Season 6 won't be as dark, literally, as previous years.
Bruce Worrall says he is a cog in the machine. It isn’t as bleak as it sounds. As one of the new cinematographers for the long-running series Arrow, which returned Thursday night on the CW, Worrall says he’s come aboard a well-oiled machine that creates 20-plus episodes every year. It’s his job just to find his place among the orderly chaos.
Ahead of the show’s sixth season premiere on the CW, Worrall told Inverse that, in spite of the long hours and busyness of the whole thing, “it was quite comfortable” to slip right in. “This is Season 6, so there’s a lot of people who have remained with the show for that time,” he says. “It’s been around long enough [that people go] ‘This is how the show works and how it goes,’ so it’s just me sitting back long enough to understand the moving parts and take my place within that and carry on.”
Educated in Vancouver before studying at the London Film School, Worrall has returned to his roots in Vancouver for Arrow, the CW series based on the DC Comics superhero Green Arrow. He previously got his feet wet with the Arrowverse on a single episode of The Flash, but Arrow Season 6 has him for every other episode. (He shoots the even number episodes, while Arrowverse staple Gordon Verheul shoots the odds.) As the newbie, Worrall said he consulted with the veteran Verheul as much as he could until the show’s breakneck production speed basically forced him to think on his own feet.
“When he [Verheul] was shooting his first episode, I would come on to set just to see, this is how you do that, and so on,” Worrall explains. “I was grounded in that and if I had questions I would ask. We communicated quite a bit. Once the show starts rolling there’s really no time for that. But I would talk to the producers, ‘Is this what you were hoping for?’ So far it’s worked out okay.”
Things got especially interesting for Worrall when it was his job to shoot the Arrow episode to the epic four-show crossover, “Crisis on Earth-X.” Although Worrall wasn’t allowed to disclose what’s in the episode, he described it as a significant “challenge” that posed all sorts of difficulties.

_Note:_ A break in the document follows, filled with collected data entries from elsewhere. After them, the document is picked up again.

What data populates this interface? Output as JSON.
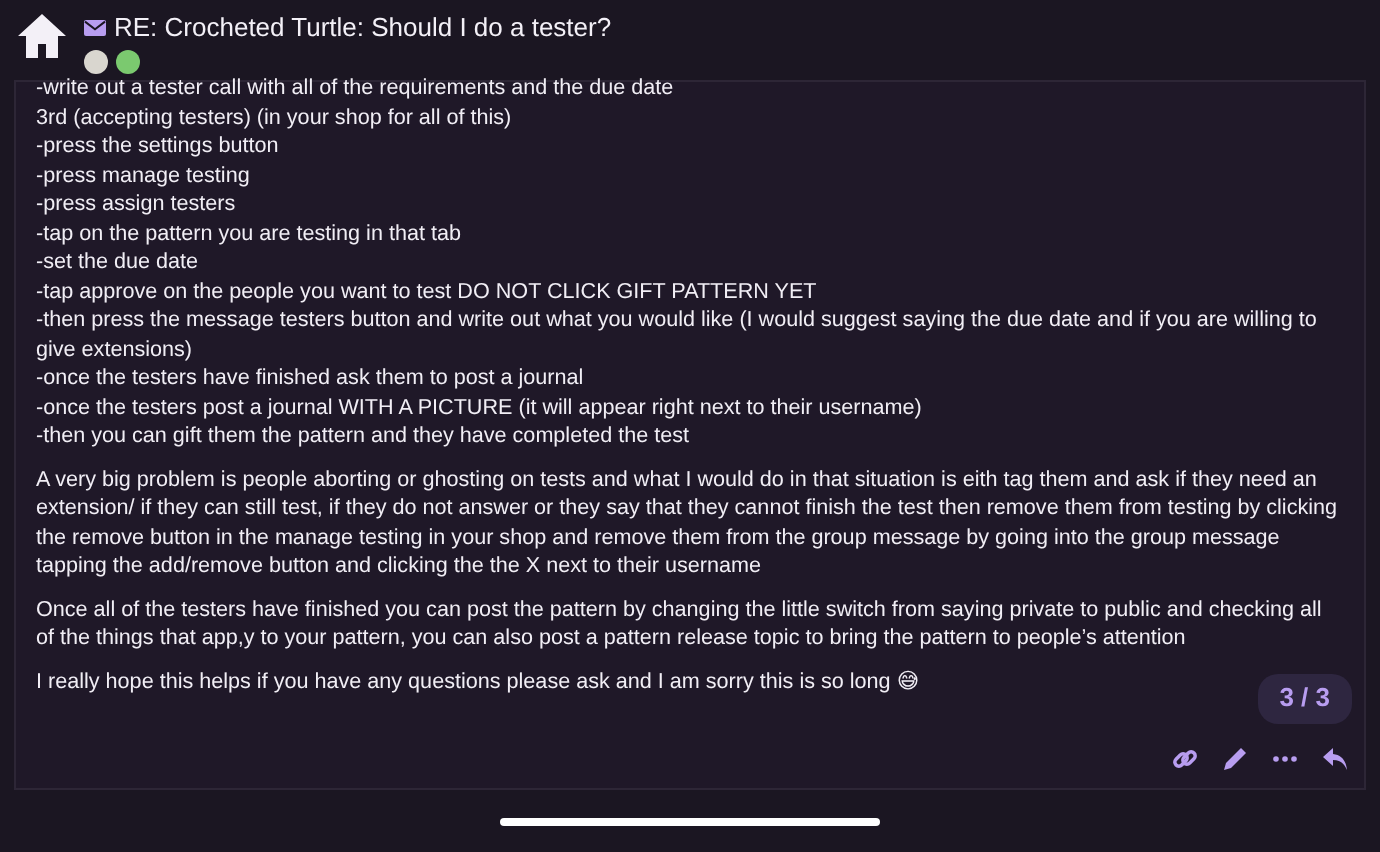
{
  "header": {
    "title": "RE: Crocheted Turtle: Should I do a tester?",
    "avatars": [
      {
        "color": "#d9d6cf"
      },
      {
        "color": "#7bc96f"
      }
    ]
  },
  "post": {
    "lines": [
      "-write out a tester call with all of the requirements and the due date",
      "3rd (accepting testers) (in your shop for all of this)",
      "-press the settings button",
      "-press manage testing",
      "-press assign testers",
      "-tap on the pattern you are testing in that tab",
      "-set the due date",
      "-tap approve on the people you want to test DO NOT CLICK GIFT PATTERN YET",
      "-then press the message testers button and write out what you would like (I would suggest saying the due date and if you are willing to give extensions)",
      "-once the testers have finished ask them to post a journal",
      "-once the testers post a journal WITH A PICTURE (it will appear right next to their username)",
      "-then you can gift them the pattern and they have completed the test"
    ],
    "paragraphs": [
      "A very big problem is people aborting or ghosting on tests and what I would do in that situation is eith tag them and ask if they need an extension/ if they can still test, if they do not answer or they say that they cannot finish the test then remove them from testing by clicking the remove button in the manage testing in your shop and remove them from the group message by going into the group message tapping the add/remove button and clicking the the X next to their username",
      "Once all of the testers have finished you can post the pattern by changing the little switch from saying private to public and checking all of the things that app,y to your pattern, you can also post a pattern release topic to bring the pattern to people’s attention",
      "I really hope this helps if you have any questions please ask and I am sorry this is so long 😅"
    ]
  },
  "progress": "3 / 3",
  "actions": [
    {
      "kind": "link"
    },
    {
      "kind": "edit"
    },
    {
      "kind": "more"
    },
    {
      "kind": "reply"
    }
  ]
}
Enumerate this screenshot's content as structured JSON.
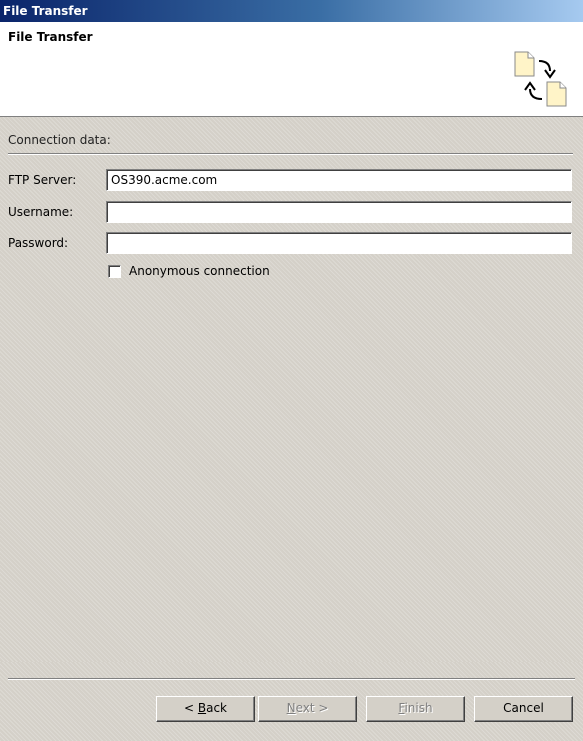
{
  "window": {
    "title": "File Transfer"
  },
  "banner": {
    "title": "File Transfer",
    "icon": "file-transfer-icon"
  },
  "form": {
    "section_label": "Connection data:",
    "ftp_server": {
      "label": "FTP Server:",
      "value": "OS390.acme.com"
    },
    "username": {
      "label": "Username:",
      "value": ""
    },
    "password": {
      "label": "Password:",
      "value": ""
    },
    "anonymous": {
      "label": "Anonymous connection",
      "checked": false
    }
  },
  "buttons": {
    "back": {
      "prefix": "< ",
      "mnemonic": "B",
      "rest": "ack",
      "enabled": true
    },
    "next": {
      "mnemonic": "N",
      "rest": "ext >",
      "enabled": false
    },
    "finish": {
      "mnemonic": "F",
      "rest": "inish",
      "enabled": false
    },
    "cancel": {
      "label": "Cancel",
      "enabled": true
    }
  }
}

“I’m talking to the next director who’s doing that,” Worrall says about the crossover. “I think it’s going to be very challenging. How can you keep each superhero in their grounded world but have them work together? I can’t honestly answer that but I think it will be a challenge.”

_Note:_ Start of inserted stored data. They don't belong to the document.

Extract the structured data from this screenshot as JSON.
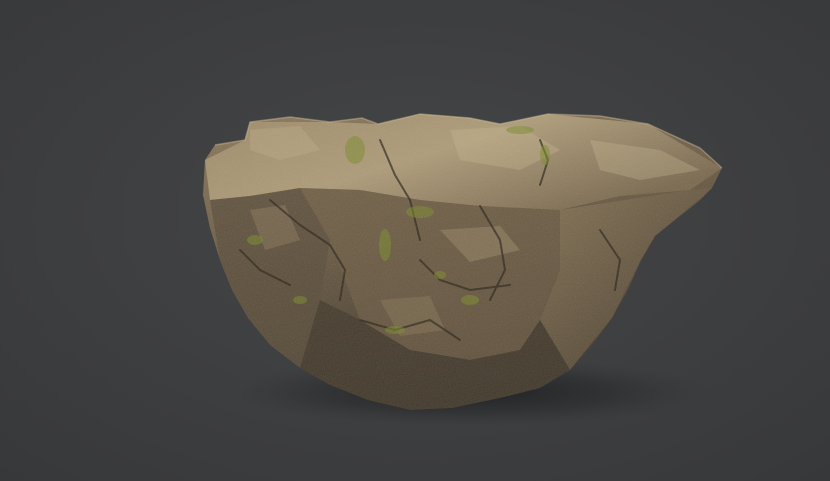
{
  "scene": {
    "subject": "rock-icon",
    "palette": {
      "background": "#3a3b3d",
      "background_light": "#434446",
      "rock_dark": "#3a3226",
      "rock_mid": "#6a5a44",
      "rock_light": "#9a8766",
      "rock_highlight": "#c8b68f",
      "moss": "#7a8a2a",
      "shadow": "#1e1f20"
    }
  }
}
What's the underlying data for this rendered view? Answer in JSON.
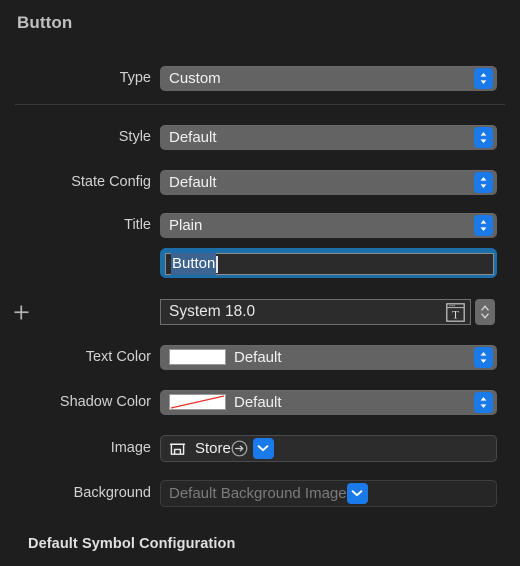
{
  "panel": {
    "section_title": "Button",
    "footer_title": "Default Symbol Configuration",
    "accent_color": "#1a7aea",
    "background_color": "#1e1e1e",
    "popup_color": "#636363",
    "focus_ring_color": "#1b6ea8",
    "selection_color": "#3d6390"
  },
  "rows": {
    "type": {
      "label": "Type",
      "value": "Custom"
    },
    "style": {
      "label": "Style",
      "value": "Default"
    },
    "state_config": {
      "label": "State Config",
      "value": "Default"
    },
    "title": {
      "label": "Title",
      "value": "Plain"
    },
    "title_text": {
      "value": "Button"
    },
    "font": {
      "value": "System 18.0",
      "add_label": "+"
    },
    "text_color": {
      "label": "Text Color",
      "value": "Default",
      "swatch": "#ffffff"
    },
    "shadow_color": {
      "label": "Shadow Color",
      "value": "Default",
      "swatch": "#ffffff",
      "strike": "#e8342a"
    },
    "image": {
      "label": "Image",
      "value": "Store"
    },
    "background": {
      "label": "Background",
      "placeholder": "Default Background Image"
    }
  },
  "icons": {
    "popup_stepper": "updown-chevron-icon",
    "font_picker": "font-panel-icon",
    "number_stepper": "stepper-icon",
    "store": "store-icon",
    "reveal": "arrow-right-circle-icon",
    "image_menu": "chevron-down-icon",
    "background_menu": "chevron-down-icon",
    "add": "plus-icon"
  }
}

Another challenge for Worrall has been adapting to the literal darkness of Arrow. Dimly lit parking lots, alleyways, abandoned warehouses, these are just a few of the settings Arrow takes place in and will again in the sixth season. Worrall has experience with mature-oriented shows like Strange Empire and Human Target in Canada, but the cinematographer still found Arrow a learning process.
“For me, dark doesn’t mean I can’t see anything. Darkness is a function of contrast within the shot or frame,” he says, echoing the same principles comic book artists often adhere to. “You can still see what you need to see clearly, but perhaps something else is dark. It has that feeling of darkness but you can see the characters and the action. I get frustrated when things are so dark you can’t see anything. But here you see exactly what you need to see. That’s what I strive for. See what you need to and have the impression of darkness as a mood.”

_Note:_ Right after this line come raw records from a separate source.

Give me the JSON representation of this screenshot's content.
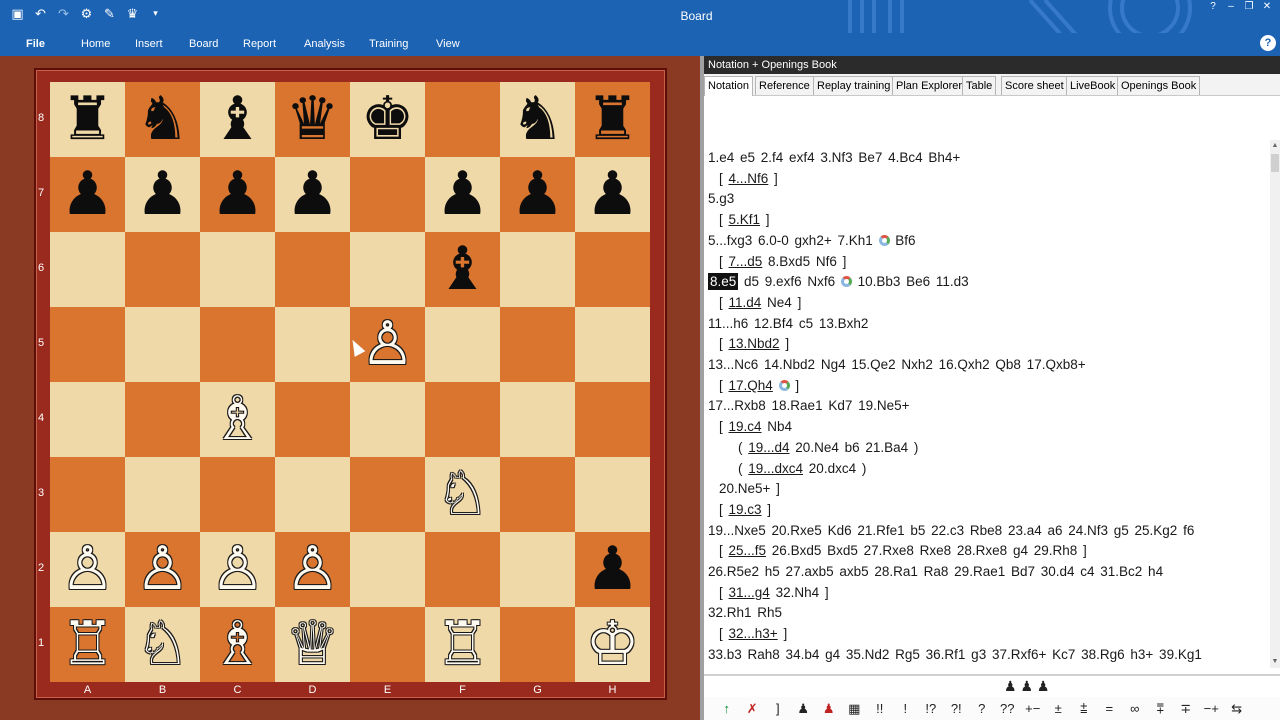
{
  "window": {
    "title": "Board"
  },
  "quick_access": [
    "new-file-icon",
    "undo-icon",
    "redo-icon",
    "settings-icon",
    "brush-icon",
    "engine-icon",
    "dropdown-icon"
  ],
  "ribbon": {
    "tabs": [
      "File",
      "Home",
      "Insert",
      "Board",
      "Report",
      "Analysis",
      "Training",
      "View"
    ]
  },
  "board": {
    "ranks": [
      "8",
      "7",
      "6",
      "5",
      "4",
      "3",
      "2",
      "1"
    ],
    "files": [
      "A",
      "B",
      "C",
      "D",
      "E",
      "F",
      "G",
      "H"
    ],
    "squares": [
      [
        "♜",
        "♞",
        "♝",
        "♛",
        "♚",
        "",
        "♞",
        "♜"
      ],
      [
        "♟",
        "♟",
        "♟",
        "♟",
        "",
        "♟",
        "♟",
        "♟"
      ],
      [
        "",
        "",
        "",
        "",
        "",
        "♝",
        "",
        ""
      ],
      [
        "",
        "",
        "",
        "",
        "♙",
        "",
        "",
        ""
      ],
      [
        "",
        "",
        "♗",
        "",
        "",
        "",
        "",
        ""
      ],
      [
        "",
        "",
        "",
        "",
        "",
        "♘",
        "",
        ""
      ],
      [
        "♙",
        "♙",
        "♙",
        "♙",
        "",
        "",
        "",
        "♟"
      ],
      [
        "♖",
        "♘",
        "♗",
        "♕",
        "",
        "♖",
        "",
        "♔"
      ]
    ],
    "colors": {
      "light": "#f0d9a8",
      "dark": "#d9752f",
      "frame": "#9a2a1e"
    }
  },
  "notation_pane": {
    "title": "Notation + Openings Book",
    "tabs": [
      "Notation",
      "Reference",
      "Replay training",
      "Plan Explorer",
      "Table",
      "Score sheet",
      "LiveBook",
      "Openings Book"
    ],
    "active_tab": "Notation",
    "lines": [
      {
        "t": "1.e4  e5  2.f4  exf4  3.Nf3  Be7  4.Bc4  Bh4+"
      },
      {
        "pre": "[ ",
        "u": "4...Nf6",
        "post": " ]"
      },
      {
        "t": "5.g3"
      },
      {
        "pre": "[ ",
        "u": "5.Kf1",
        "post": " ]"
      },
      {
        "t": "5...fxg3  6.0-0  gxh2+  7.Kh1  ",
        "ring": true,
        "post2": " Bf6"
      },
      {
        "pre": "[ ",
        "u": "7...d5",
        "post": "  8.Bxd5  Nf6 ]"
      },
      {
        "hl": "8.e5",
        "t": " d5  9.exf6  Nxf6  ",
        "ring": true,
        "post2": " 10.Bb3  Be6  11.d3"
      },
      {
        "pre": "[ ",
        "u": "11.d4",
        "post": "  Ne4 ]"
      },
      {
        "t": "11...h6  12.Bf4  c5  13.Bxh2"
      },
      {
        "pre": "[ ",
        "u": "13.Nbd2",
        "post": " ]"
      },
      {
        "t": "13...Nc6  14.Nbd2  Ng4  15.Qe2  Nxh2  16.Qxh2  Qb8  17.Qxb8+"
      },
      {
        "pre": "[ ",
        "u": "17.Qh4",
        "post": "  ",
        "ring": true,
        "post2": " ]"
      },
      {
        "t": "17...Rxb8  18.Rae1  Kd7  19.Ne5+"
      },
      {
        "pre": "[ ",
        "u": "19.c4",
        "post": "  Nb4"
      },
      {
        "pre": "( ",
        "u": "19...d4",
        "post": "  20.Ne4  b6  21.Ba4 )",
        "indent": 2
      },
      {
        "pre": "( ",
        "u": "19...dxc4",
        "post": "  20.dxc4 )",
        "indent": 2
      },
      {
        "t": "20.Ne5+ ]",
        "indent": 1
      },
      {
        "pre": "[ ",
        "u": "19.c3",
        "post": " ]"
      },
      {
        "t": "19...Nxe5  20.Rxe5  Kd6  21.Rfe1  b5  22.c3  Rbe8  23.a4  a6  24.Nf3  g5  25.Kg2  f6"
      },
      {
        "pre": "[ ",
        "u": "25...f5",
        "post": "  26.Bxd5  Bxd5  27.Rxe8  Rxe8  28.Rxe8  g4  29.Rh8 ]"
      },
      {
        "t": "26.R5e2  h5  27.axb5  axb5  28.Ra1  Ra8  29.Rae1  Bd7  30.d4  c4  31.Bc2  h4"
      },
      {
        "pre": "[ ",
        "u": "31...g4",
        "post": "  32.Nh4 ]"
      },
      {
        "t": "32.Rh1  Rh5"
      },
      {
        "pre": "[ ",
        "u": "32...h3+",
        "post": " ]"
      },
      {
        "t": "33.b3  Rah8  34.b4  g4  35.Nd2  Rg5  36.Rf1  g3  37.Rxf6+  Kc7  38.Rg6  h3+  39.Kg1"
      }
    ]
  },
  "pawn_strip": "♟ ♟ ♟",
  "annotation_symbols": [
    "↑",
    "✗",
    "]",
    "♟",
    "♟",
    "▦",
    "!!",
    "!",
    "!?",
    "?!",
    "?",
    "??",
    "+−",
    "±",
    "⩲",
    "=",
    "∞",
    "⩱",
    "∓",
    "−+",
    "⇆"
  ]
}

Worrall is honest about the source material he looks at when shooting films and TV: He never has any. “I personally don’t like working that way,” he says, “I don’t like setting myself up for this is what we should do.” Particularly with Arrow, Worrall says he spends more time looking at comics for “angles that make sense or shots that make sense in a comic book superhero realm.” But don’t get excited thinking Worrall refers to the architects of Green Arrow like Dan Jurgens or Scott McDaniel, or even current artists Juan Ferreyra and Otto Schmidt. “There’s no DC Comic book that I’ve pull of the shelf that I looked at that has [my] style,” he says. It’s the comic book-ness of the thing, the mature comics he says his daughter reads that he uses for referencing.
Like a real superhero vigilante, Worrall says the job of shooting Arrow isn’t a walk in the park. Just after he spoke with Inverse, Riverdale star KJ Apa was injured in a car accident because he fell asleep at the wheel due to exhaustion. His accident has caused a stir online, in which film industry people are urging for reasonable work schedules. Until then, Worrall has many sleepless nights ahead of him.
“They don’t see the 15 hour days. They don’t see starting work at four in the afternoon and coming home at seven in the morning,” Worrall says about the work that goes into making binge-able productions. “They don’t see the physical grind, what it takes to put it together. There’s so many hours of preparation before anything happens. They see the sum of many hours. You don’t see the faces behind it. It seems like a glamorous profession but when it’s five in the morning, it’s not all that glamorous.”
Arrow airs Thursdays at 9 p.m. on the CW.